1. Rezk completion exists: Every Segal type has a universal Rezk completion.

2. Functors preserve Rezk: A functor F : A → B between Rezk types preserves isomorphisms.

3. Adjoint is property: For a functor between Rezk types, having an adjoint is a mere proposition (at most one adjoint up to iso).

References

• Rezk, C. (2001). "A model for the homotopy theory of homotopy theory." Trans. AMS.
• Riehl, E. & Shulman, M. (2017). "A type theory for synthetic ∞-categories."
• sHoTT library

Scientific Skill Interleaving

This skill connects to the K-Dense-AI/claude-scientific-skills ecosystem:

Graph Theory

• networkx [○] via bicomodule
  • Universal graph hub

Bibliography References

• homotopy-theory: 29 citations in bib.duckdb

SDF Interleaving

This skill connects to Software Design for Flexibility (Hanson & Sussman, 2021):

Primary Chapter: 3. Variations on an Arithmetic Theme

Concepts: generic arithmetic, coercion, symbolic, numeric

GF(3) Balanced Triad

rezk-types (○) + SDF.Ch3 (○) + [balancer] (○) = 0

Skill Trit: 0 (ERGODIC - coordination)

Secondary Chapters

• Ch5: Evaluation

Connection Pattern

Generic arithmetic crosses type boundaries.
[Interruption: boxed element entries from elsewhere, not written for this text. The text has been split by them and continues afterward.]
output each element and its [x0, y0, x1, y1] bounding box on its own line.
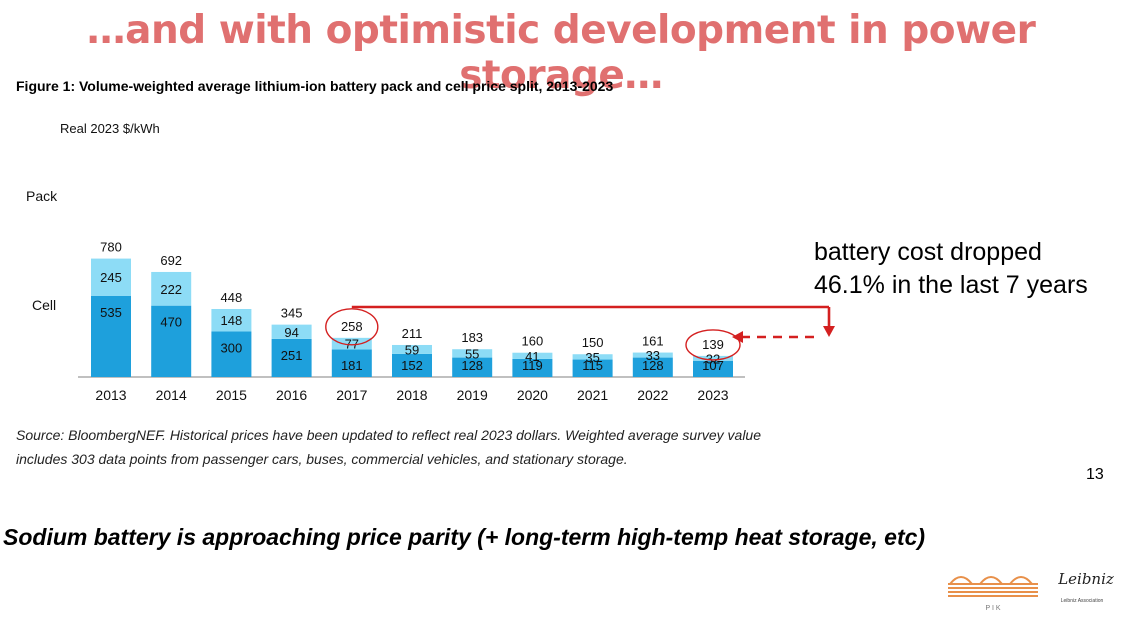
- bar-pack-2019: [452, 349, 493, 358]
- bar-cell-2022: [632, 357, 673, 377]
- drop-arrow-head: [823, 326, 835, 337]
- bar-pack-2020: [512, 352, 553, 359]
- label-cell-2021: 115: [582, 358, 603, 373]
- bar-pack-2021: [572, 354, 613, 360]
- label-total-2015: 448: [221, 290, 243, 305]
- label-cell-2023: 107: [702, 358, 724, 373]
- label-cell-2014: 470: [160, 315, 182, 330]
- label-total-2013: 780: [100, 240, 122, 255]
- bar-pack-2015: [211, 308, 252, 332]
- label-cell-2013: 535: [100, 305, 122, 320]
- label-total-2023: 139: [702, 337, 724, 352]
- label-pack-2013: 245: [100, 270, 122, 285]
- bar-cell-2016: [271, 338, 312, 377]
- label-cell-2016: 251: [281, 348, 303, 363]
- y-axis-label: Real 2023 $/kWh: [60, 121, 160, 136]
- label-pack-2016: 94: [284, 325, 298, 340]
- bar-cell-2023: [693, 360, 733, 377]
- page-number: 13: [1086, 466, 1104, 483]
- label-pack-2023: 32: [706, 351, 720, 366]
- x-tick-2015: 2015: [216, 387, 247, 403]
- leibniz-logo-subtext: Leibniz Association: [1061, 598, 1104, 604]
- footer-logos: P I K Leibniz Leibniz Association: [948, 570, 1114, 612]
- label-pack-2022: 33: [646, 348, 660, 363]
- highlight-circle-2017: [325, 308, 379, 346]
- label-total-2018: 211: [402, 326, 423, 341]
- bar-cell-2017: [331, 349, 372, 377]
- callout-line-2: 46.1% in the last 7 years: [814, 271, 1088, 299]
- label-cell-2022: 128: [642, 358, 664, 373]
- x-tick-2014: 2014: [156, 387, 187, 403]
- label-total-2022: 161: [642, 334, 664, 349]
- bar-cell-2021: [572, 359, 613, 377]
- label-total-2019: 183: [461, 330, 483, 345]
- legend-label-pack: Pack: [26, 188, 58, 204]
- x-tick-2021: 2021: [577, 387, 608, 403]
- label-total-2020: 160: [522, 334, 544, 349]
- pik-arch-3: [1009, 576, 1033, 585]
- bar-pack-2023: [693, 355, 733, 361]
- x-tick-2023: 2023: [697, 387, 728, 403]
- bar-pack-2013: [91, 258, 131, 296]
- slide-heading: …and with optimistic development in powe…: [86, 8, 1036, 98]
- pik-arch-1: [949, 576, 973, 585]
- label-total-2014: 692: [160, 253, 182, 268]
- dashed-arrow-head: [732, 331, 743, 343]
- bar-cell-2014: [151, 305, 192, 377]
- x-tick-2022: 2022: [637, 387, 668, 403]
- highlight-circle-2023: [685, 329, 741, 361]
- label-cell-2018: 152: [401, 358, 423, 373]
- source-note: Source: BloombergNEF. Historical prices …: [16, 427, 762, 467]
- label-pack-2015: 148: [221, 313, 243, 328]
- bottom-note: Sodium battery is approaching price pari…: [3, 524, 926, 550]
- x-tick-2016: 2016: [276, 387, 307, 403]
- x-tick-2017: 2017: [336, 387, 367, 403]
- stacked-bar-chart: Real 2023 $/kWh Pack Cell 535 245 780 2013 4…: [26, 121, 835, 403]
- label-total-2016: 345: [281, 306, 303, 321]
- leibniz-logo-text: Leibniz: [1057, 570, 1114, 588]
- label-pack-2014: 222: [160, 282, 182, 297]
- label-cell-2017: 181: [341, 358, 363, 373]
- label-cell-2019: 128: [461, 358, 483, 373]
- x-tick-2020: 2020: [517, 387, 548, 403]
- x-tick-2019: 2019: [457, 387, 488, 403]
- bar-pack-2018: [392, 344, 432, 354]
- x-tick-2013: 2013: [95, 387, 126, 403]
- label-pack-2021: 35: [585, 350, 599, 365]
- bar-pack-2014: [151, 271, 192, 306]
- bar-pack-2017: [331, 337, 372, 350]
- label-total-2017: 258: [341, 319, 363, 334]
- bar-pack-2016: [271, 324, 312, 339]
- callout-line-1: battery cost dropped: [814, 238, 1042, 266]
- figure-title: Figure 1: Volume-weighted average lithiu…: [16, 78, 614, 94]
- bar-cell-2013: [91, 295, 131, 377]
- bar-cell-2020: [512, 358, 553, 377]
- label-cell-2015: 300: [221, 340, 243, 355]
- bar-pack-2022: [632, 352, 673, 358]
- bar-cell-2018: [392, 353, 432, 377]
- label-pack-2018: 59: [405, 342, 419, 357]
- x-tick-2018: 2018: [396, 387, 427, 403]
- bar-cell-2015: [211, 331, 252, 377]
- pik-arch-2: [979, 576, 1003, 585]
- label-cell-2020: 119: [522, 358, 543, 373]
- label-pack-2020: 41: [525, 349, 539, 364]
- bar-cell-2019: [452, 357, 493, 377]
- pik-logo: [948, 576, 1038, 597]
- pik-logo-text: P I K: [985, 605, 1000, 612]
- callout-text: battery cost dropped 46.1% in the last 7…: [814, 236, 1088, 302]
- label-total-2021: 150: [582, 335, 604, 350]
- legend-label-cell: Cell: [32, 297, 56, 313]
- label-pack-2019: 55: [465, 346, 479, 361]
This skill handles heterogeneous data.

Cat# Integration

This skill maps to Cat# = Comod(P) as a bicomodule in the equipment structure:

Trit: 0 (ERGODIC)
Home: Prof
Poly Op: ⊗
Kan Role: Adj
Color: #26D826

GF(3) Naturality

The skill participates in triads satisfying:

(-1) + (0) + (+1) ≡ 0 (mod 3)

This ensures compositional coherence in the Cat# equipment structure.